An exemplary device for extracting and matching features of moving images is described in Non-Patent Document 1. FIG. 14 is a block diagram showing the device described in Non-Patent Document 1.
A block unit feature extraction unit 1000 extracts features in block units from a first video to be input, and outputs a first feature to a matching unit 1030. Another block unit feature extraction unit 1010 extracts features in block units from a second video to be input, and outputs a second feature to the matching unit 1030. A weighting coefficient calculation unit 1020 calculates a weighting value of each of the blocks based on a learning video to be input, and outputs a weighting coefficient to the matching unit 1030. The matching unit 1030 compares the first feature output from the block unit feature extraction unit 1000 with the second feature output from the block unit feature extraction unit 1010 using the weighting coefficient output from the weighting coefficient calculation unit 1020, and outputs a matching result.
Next, operation of the device shown in FIG. 14 will be described.
The block unit feature extraction unit 1000 divides each of the frames of the input first video into blocks, and calculates a feature for identifying the video from each block. Specifically, the block unit feature extraction unit 1000 determines the type of the edge for each block, and calculates the type as a feature of each block. Then, for each of the frames, the block unit feature extraction unit 1000 forms a feature vector configured of the edge types of the respective blocks. Then, the block unit feature extraction unit 1000 calculates the feature vector of each of the frames, and outputs the acquired feature to the matching unit 1030 as the first feature.

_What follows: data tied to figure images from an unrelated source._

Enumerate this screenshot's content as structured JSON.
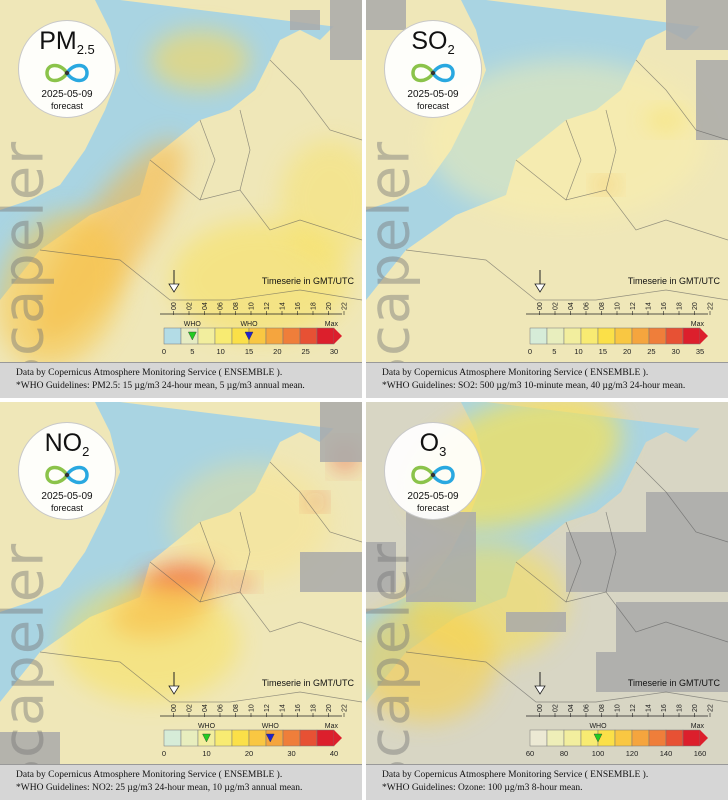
{
  "watermark": "Scapeler",
  "timeserie_label": "Timeserie in GMT/UTC",
  "hours": [
    "00",
    "02",
    "04",
    "06",
    "08",
    "10",
    "12",
    "14",
    "16",
    "18",
    "20",
    "22"
  ],
  "who_label": "WHO",
  "max_label": "Max",
  "colors": {
    "water": "#a9d4e2",
    "land_low": "#ffe98a",
    "nodata": "#a9a9a9",
    "who_marker_24h": "#22cc22",
    "who_marker_annual": "#2222cc",
    "who_marker_ozone": "#cc2222"
  },
  "panels": [
    {
      "pollutant": "PM",
      "pollutant_sub": "2.5",
      "date": "2025-05-09",
      "forecast_label": "forecast",
      "scale_ticks": [
        "0",
        "5",
        "10",
        "15",
        "20",
        "25",
        "30"
      ],
      "scale_colors": [
        "#b3dce6",
        "#e6ecc3",
        "#f2ee9e",
        "#f8eb72",
        "#fbe048",
        "#f9c742",
        "#f5a53e",
        "#ef7e3a",
        "#e75134",
        "#dc1f2c"
      ],
      "who_markers": [
        {
          "label": "WHO",
          "value": 5,
          "color": "#22cc22"
        },
        {
          "label": "WHO",
          "value": 15,
          "color": "#2222cc"
        }
      ],
      "attribution": "Data by Copernicus Atmosphere Monitoring Service ( ENSEMBLE ).",
      "guidelines": "*WHO Guidelines: PM2.5: 15 µg/m3 24-hour mean, 5 µg/m3 annual mean."
    },
    {
      "pollutant": "SO",
      "pollutant_sub": "2",
      "date": "2025-05-09",
      "forecast_label": "forecast",
      "scale_ticks": [
        "0",
        "5",
        "10",
        "15",
        "20",
        "25",
        "30",
        "35"
      ],
      "scale_colors": [
        "#d6ecd8",
        "#e8eebe",
        "#f2ee9e",
        "#f8eb72",
        "#fbe048",
        "#f9c742",
        "#f5a53e",
        "#ef7e3a",
        "#e75134",
        "#dc1f2c"
      ],
      "who_markers": [],
      "attribution": "Data by Copernicus Atmosphere Monitoring Service ( ENSEMBLE ).",
      "guidelines": "*WHO Guidelines: SO2: 500 µg/m3 10-minute mean, 40 µg/m3 24-hour mean."
    },
    {
      "pollutant": "NO",
      "pollutant_sub": "2",
      "date": "2025-05-09",
      "forecast_label": "forecast",
      "scale_ticks": [
        "0",
        "10",
        "20",
        "30",
        "40"
      ],
      "scale_colors": [
        "#d6ecd8",
        "#e8eebe",
        "#f2ee9e",
        "#f8eb72",
        "#fbe048",
        "#f9c742",
        "#f5a53e",
        "#ef7e3a",
        "#e75134",
        "#dc1f2c"
      ],
      "who_markers": [
        {
          "label": "WHO",
          "value": 10,
          "color": "#22cc22"
        },
        {
          "label": "WHO",
          "value": 25,
          "color": "#2222cc"
        }
      ],
      "attribution": "Data by Copernicus Atmosphere Monitoring Service ( ENSEMBLE ).",
      "guidelines": "*WHO Guidelines: NO2: 25 µg/m3 24-hour mean, 10 µg/m3 annual mean."
    },
    {
      "pollutant": "O",
      "pollutant_sub": "3",
      "date": "2025-05-09",
      "forecast_label": "forecast",
      "scale_ticks": [
        "60",
        "80",
        "100",
        "120",
        "140",
        "160"
      ],
      "scale_colors": [
        "#ece9d4",
        "#eeeeb8",
        "#f2ee9e",
        "#f8eb72",
        "#fbe048",
        "#f9c742",
        "#f5a53e",
        "#ef7e3a",
        "#e75134",
        "#dc1f2c"
      ],
      "who_markers": [
        {
          "label": "WHO",
          "value": 100,
          "color": "#22cc22"
        }
      ],
      "attribution": "Data by Copernicus Atmosphere Monitoring Service ( ENSEMBLE ).",
      "guidelines": "*WHO Guidelines: Ozone: 100 µg/m3 8-hour mean."
    }
  ]
}
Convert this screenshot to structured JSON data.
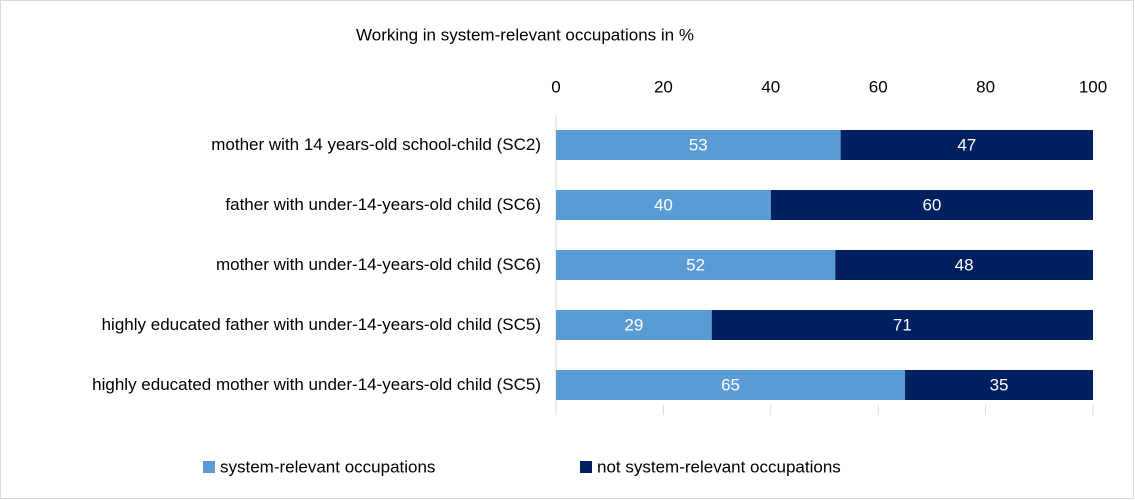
{
  "chart_data": {
    "type": "stacked_barh",
    "title": "Working in system-relevant occupations in %",
    "categories": [
      "mother with 14 years-old school-child (SC2)",
      "father with under-14-years-old child (SC6)",
      "mother with under-14-years-old child (SC6)",
      "highly educated father with under-14-years-old child (SC5)",
      "highly educated mother with under-14-years-old child (SC5)"
    ],
    "series": [
      {
        "name": "system-relevant occupations",
        "color": "#5b9bd5",
        "values": [
          53,
          40,
          52,
          29,
          65
        ]
      },
      {
        "name": "not system-relevant occupations",
        "color": "#002060",
        "values": [
          47,
          60,
          48,
          71,
          35
        ]
      }
    ],
    "xlim": [
      0,
      100
    ],
    "xticks": [
      0,
      20,
      40,
      60,
      80,
      100
    ],
    "legend": "bottom"
  }
}
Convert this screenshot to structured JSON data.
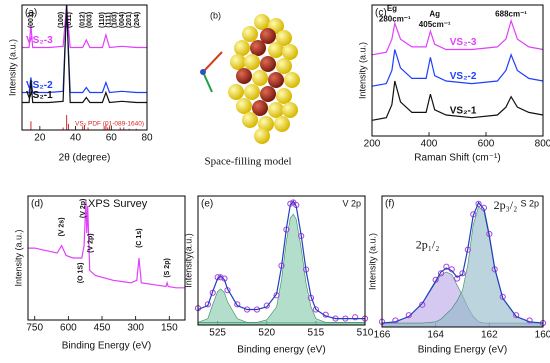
{
  "chart_data": [
    {
      "type": "line",
      "title": "(a)",
      "xlabel": "2θ (degree)",
      "ylabel": "Intensity (a.u.)",
      "xlim": [
        10,
        80
      ],
      "xticks": [
        20,
        40,
        60,
        80
      ],
      "ylim": [
        0,
        100
      ],
      "x": [
        10,
        14,
        15,
        16,
        25,
        33,
        35,
        37,
        44,
        46,
        48,
        55,
        57,
        59,
        66,
        74,
        80
      ],
      "series": [
        {
          "name": "VS₂-3",
          "color": "#e040fb",
          "values": [
            66,
            66,
            84,
            66,
            66,
            67,
            100,
            66,
            66,
            72,
            66,
            66,
            76,
            66,
            67,
            66,
            66
          ]
        },
        {
          "name": "VS₂-2",
          "color": "#1f3fff",
          "values": [
            30,
            30,
            42,
            30,
            30,
            31,
            100,
            30,
            30,
            34,
            30,
            30,
            38,
            30,
            31,
            30,
            30
          ]
        },
        {
          "name": "VS₂-1",
          "color": "#111111",
          "values": [
            22,
            22,
            40,
            22,
            22,
            23,
            100,
            22,
            22,
            26,
            22,
            22,
            30,
            22,
            23,
            22,
            22
          ]
        }
      ],
      "reference": {
        "name": "VS₂ PDF (01-089-1640)",
        "color": "#d62728",
        "x": [
          15,
          33,
          35,
          36,
          44,
          45,
          47,
          56,
          57,
          58,
          59,
          65,
          67,
          70,
          74
        ],
        "values": [
          7,
          2,
          12,
          5,
          3,
          4,
          2,
          3,
          5,
          2,
          3,
          2,
          2,
          1,
          1
        ]
      },
      "annotations": [
        {
          "text": "(001)",
          "x": 15,
          "y": 88
        },
        {
          "text": "(100)",
          "x": 32,
          "y": 88
        },
        {
          "text": "(011)",
          "x": 36.5,
          "y": 88
        },
        {
          "text": "(012)",
          "x": 44,
          "y": 88
        },
        {
          "text": "(003)",
          "x": 48,
          "y": 88
        },
        {
          "text": "(110)",
          "x": 55,
          "y": 88
        },
        {
          "text": "(111)",
          "x": 58.5,
          "y": 88
        },
        {
          "text": "(103)",
          "x": 62,
          "y": 88
        },
        {
          "text": "(004)",
          "x": 66,
          "y": 88
        },
        {
          "text": "(201)",
          "x": 70,
          "y": 88
        },
        {
          "text": "(204)",
          "x": 74.5,
          "y": 88
        }
      ]
    },
    {
      "type": "model",
      "title": "(b)",
      "caption": "Space-filling model"
    },
    {
      "type": "line",
      "title": "(c)",
      "xlabel": "Raman Shift (cm⁻¹)",
      "ylabel": "Intensity (a.u.)",
      "xlim": [
        200,
        800
      ],
      "xticks": [
        200,
        400,
        600,
        800
      ],
      "ylim": [
        0,
        100
      ],
      "x": [
        200,
        250,
        270,
        280,
        300,
        340,
        390,
        405,
        420,
        460,
        550,
        640,
        670,
        688,
        710,
        750,
        800
      ],
      "series": [
        {
          "name": "VS₂-3",
          "color": "#e040fb",
          "values": [
            62,
            64,
            74,
            86,
            74,
            68,
            68,
            80,
            70,
            66,
            66,
            68,
            74,
            88,
            74,
            68,
            66
          ]
        },
        {
          "name": "VS₂-2",
          "color": "#1f3fff",
          "values": [
            38,
            40,
            50,
            66,
            52,
            44,
            44,
            60,
            46,
            42,
            40,
            42,
            50,
            62,
            50,
            44,
            42
          ]
        },
        {
          "name": "VS₂-1",
          "color": "#111111",
          "values": [
            12,
            14,
            24,
            42,
            26,
            18,
            18,
            32,
            20,
            16,
            14,
            16,
            22,
            30,
            22,
            18,
            16
          ]
        }
      ],
      "annotations": [
        {
          "text": "Eg",
          "x": 270,
          "y": 97
        },
        {
          "text": "280cm⁻¹",
          "x": 280,
          "y": 89
        },
        {
          "text": "Ag",
          "x": 420,
          "y": 93
        },
        {
          "text": "405cm⁻¹",
          "x": 420,
          "y": 85
        },
        {
          "text": "688cm⁻¹",
          "x": 688,
          "y": 93
        }
      ]
    },
    {
      "type": "line",
      "title": "(d)",
      "subtitle": "XPS Survey",
      "xlabel": "Binding Energy (eV)",
      "ylabel": "Intensity (a.u.)",
      "xlim": [
        780,
        80
      ],
      "xticks": [
        750,
        600,
        450,
        300,
        150
      ],
      "ylim": [
        0,
        100
      ],
      "x": [
        780,
        750,
        700,
        650,
        630,
        610,
        580,
        540,
        530,
        522,
        518,
        514,
        505,
        480,
        400,
        320,
        295,
        285,
        275,
        200,
        165,
        160,
        155,
        120,
        80
      ],
      "series": [
        {
          "color": "#e040fb",
          "values": [
            58,
            58,
            56,
            54,
            60,
            52,
            50,
            50,
            60,
            96,
            70,
            92,
            40,
            36,
            32,
            30,
            32,
            50,
            30,
            28,
            27,
            30,
            27,
            26,
            26
          ]
        }
      ],
      "annotations": [
        {
          "text": "(V 2s)",
          "x": 630,
          "y": 75
        },
        {
          "text": "(V 2p)",
          "x": 535,
          "y": 90
        },
        {
          "text": "(V 2p)",
          "x": 500,
          "y": 62
        },
        {
          "text": "(O 1S)",
          "x": 545,
          "y": 38
        },
        {
          "text": "(C 1s)",
          "x": 285,
          "y": 66
        },
        {
          "text": "(S 2p)",
          "x": 160,
          "y": 42
        }
      ]
    },
    {
      "type": "line",
      "title": "(e)",
      "subtitle": "V 2p",
      "xlabel": "Binding energy (eV)",
      "ylabel": "Intensity(a.u.)",
      "xlim": [
        527,
        510
      ],
      "xticks": [
        525,
        520,
        515,
        510
      ],
      "ylim": [
        0,
        100
      ],
      "x": [
        527,
        526,
        525.5,
        525,
        524.7,
        524.3,
        524,
        523,
        522,
        521,
        520,
        519,
        518.5,
        518,
        517.6,
        517.3,
        517,
        516.5,
        516,
        515.5,
        515,
        514,
        513,
        512,
        511,
        510
      ],
      "series": [
        {
          "color": "#7fc8a9",
          "fill": true,
          "values": [
            2,
            5,
            16,
            26,
            28,
            25,
            18,
            5,
            2,
            2,
            2,
            2,
            2,
            2,
            2,
            2,
            2,
            2,
            2,
            2,
            2,
            2,
            2,
            2,
            2,
            2
          ]
        },
        {
          "color": "#7fc8a9",
          "fill": true,
          "values": [
            2,
            2,
            2,
            2,
            2,
            2,
            2,
            2,
            2,
            2,
            4,
            14,
            35,
            65,
            83,
            86,
            82,
            60,
            32,
            14,
            5,
            2,
            2,
            2,
            2,
            2
          ]
        },
        {
          "color": "#b040e0",
          "marker": true,
          "values": [
            13,
            16,
            25,
            37,
            37,
            36,
            27,
            16,
            12,
            12,
            15,
            23,
            46,
            74,
            94,
            95,
            93,
            69,
            43,
            21,
            12,
            8,
            5,
            5,
            6,
            5
          ]
        },
        {
          "color": "#1f3fbf",
          "values": [
            12,
            15,
            26,
            36,
            38,
            35,
            28,
            15,
            12,
            12,
            14,
            24,
            45,
            75,
            93,
            96,
            92,
            70,
            42,
            22,
            12,
            7,
            5,
            5,
            5,
            5
          ]
        }
      ]
    },
    {
      "type": "line",
      "title": "(f)",
      "subtitle": "S 2p",
      "xlabel": "Binding Energy (eV)",
      "ylabel": "Intensity (a.u.)",
      "xlim": [
        166,
        160
      ],
      "xticks": [
        166,
        164,
        162,
        160
      ],
      "ylim": [
        0,
        100
      ],
      "x": [
        166,
        165.5,
        165,
        164.5,
        164,
        163.8,
        163.6,
        163.4,
        163.2,
        163,
        162.8,
        162.6,
        162.4,
        162.2,
        162,
        161.8,
        161.5,
        161,
        160.5,
        160
      ],
      "series": [
        {
          "color": "#b9a3e8",
          "fill": true,
          "values": [
            3,
            4,
            8,
            18,
            34,
            40,
            42,
            40,
            32,
            24,
            15,
            8,
            4,
            3,
            3,
            3,
            3,
            3,
            3,
            3
          ]
        },
        {
          "color": "#8fb8c8",
          "fill": true,
          "values": [
            3,
            3,
            3,
            3,
            4,
            6,
            10,
            14,
            20,
            28,
            48,
            78,
            92,
            88,
            68,
            44,
            22,
            8,
            4,
            3
          ]
        },
        {
          "color": "#b040e0",
          "marker": true,
          "values": [
            4,
            5,
            9,
            17,
            36,
            41,
            46,
            44,
            37,
            41,
            59,
            86,
            94,
            91,
            71,
            44,
            23,
            9,
            5,
            3
          ]
        },
        {
          "color": "#1f3fbf",
          "values": [
            3,
            4,
            8,
            18,
            35,
            42,
            45,
            43,
            38,
            40,
            60,
            85,
            95,
            90,
            70,
            45,
            22,
            8,
            4,
            3
          ]
        }
      ],
      "annotations": [
        {
          "text": "2p₁/₂",
          "x": 164.3,
          "y": 62
        },
        {
          "text": "2p₃/₂",
          "x": 161.4,
          "y": 92
        }
      ]
    }
  ]
}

Operation of the block unit feature extraction unit 1010 is similar to that of the block unit feature extraction unit 1000. The block unit feature extraction unit 1010 calculates the second feature from the input second video, and outputs the acquired second feature to the matching unit 1030.
On the other hand, the weighting coefficient calculation unit 1020 calculates probability that a caption is inserted in each block of a frame beforehand, using a learning video. Then, based on the calculated probability, the weighting coefficient calculation unit 1020 calculates a weighting coefficient of each block. Specifically, a weighting coefficient is calculated such that weighting becomes high as the probability of a caption being superposed is low, in order to improve robustness to caption superposition. The acquired weighting coefficient is output to the matching unit 1030.
The matching unit 1030 compares the first feature output from the block unit feature extraction unit 1000 with the second feature output from the block unit feature extraction unit 1010, using the weighting coefficient output from the weighting coefficient calculation unit 1020. Specifically, the matching unit 1030 compares the features of the blocks at the same position in the two frames, and calculates a score of the block unit such that the score is 1 if they are the same, and the score is 0 if they are not the same. The matching unit 1030 sums the acquired scores of the block units by weighting them with use of the weighting coefficients, and calculates a matching score (similarity of a frame unit) of the frame. The matching unit 1030 performs these processes on the respective frames to thereby acquire a matching result between the first video and the second video.
Through these processes, it is possible to perform matching of moving images while reducing influences of caption superposition in portions where the influences may be large, and to achieve high matching accuracy even with caption superposition.
Patent Document 1 describes a device for retrieving moving images, using features of images such as mean values in block units or DCT coefficients and motion vector information obtained between previous and next frames. In the moving image retrieval device of Patent Document 1, first, at least one of values of physical moving image feature information including luminance, color difference information, and color information of each frame, a mean value thereof, the sum of the values, or a difference value thereof, is extracted from the input image with respect to each frame. Then, the extracted values are aligned on a time axis, and all values in the alignment or values extracted from the alignment in certain intervals or irregular intervals are extracted as moving image feature information. Alternatively, it is also possible to extract a DCT coefficient and motion compensation information of a frame from compressed moving image data, and obtain a mean value of DCT coefficients, a sum value thereof, or a difference value of the values, and from the motion compensation information, obtain at least one of a motion vector, an average motion vector between previous and next frames, a sum motion vector, a difference vector, a motion vector of the frame as a whole, and the like. Then, the obtained values are aligned on a time axis, and all values in the alignment or values extracted from the alignment in certain intervals or irregular intervals are extracted as moving image feature information.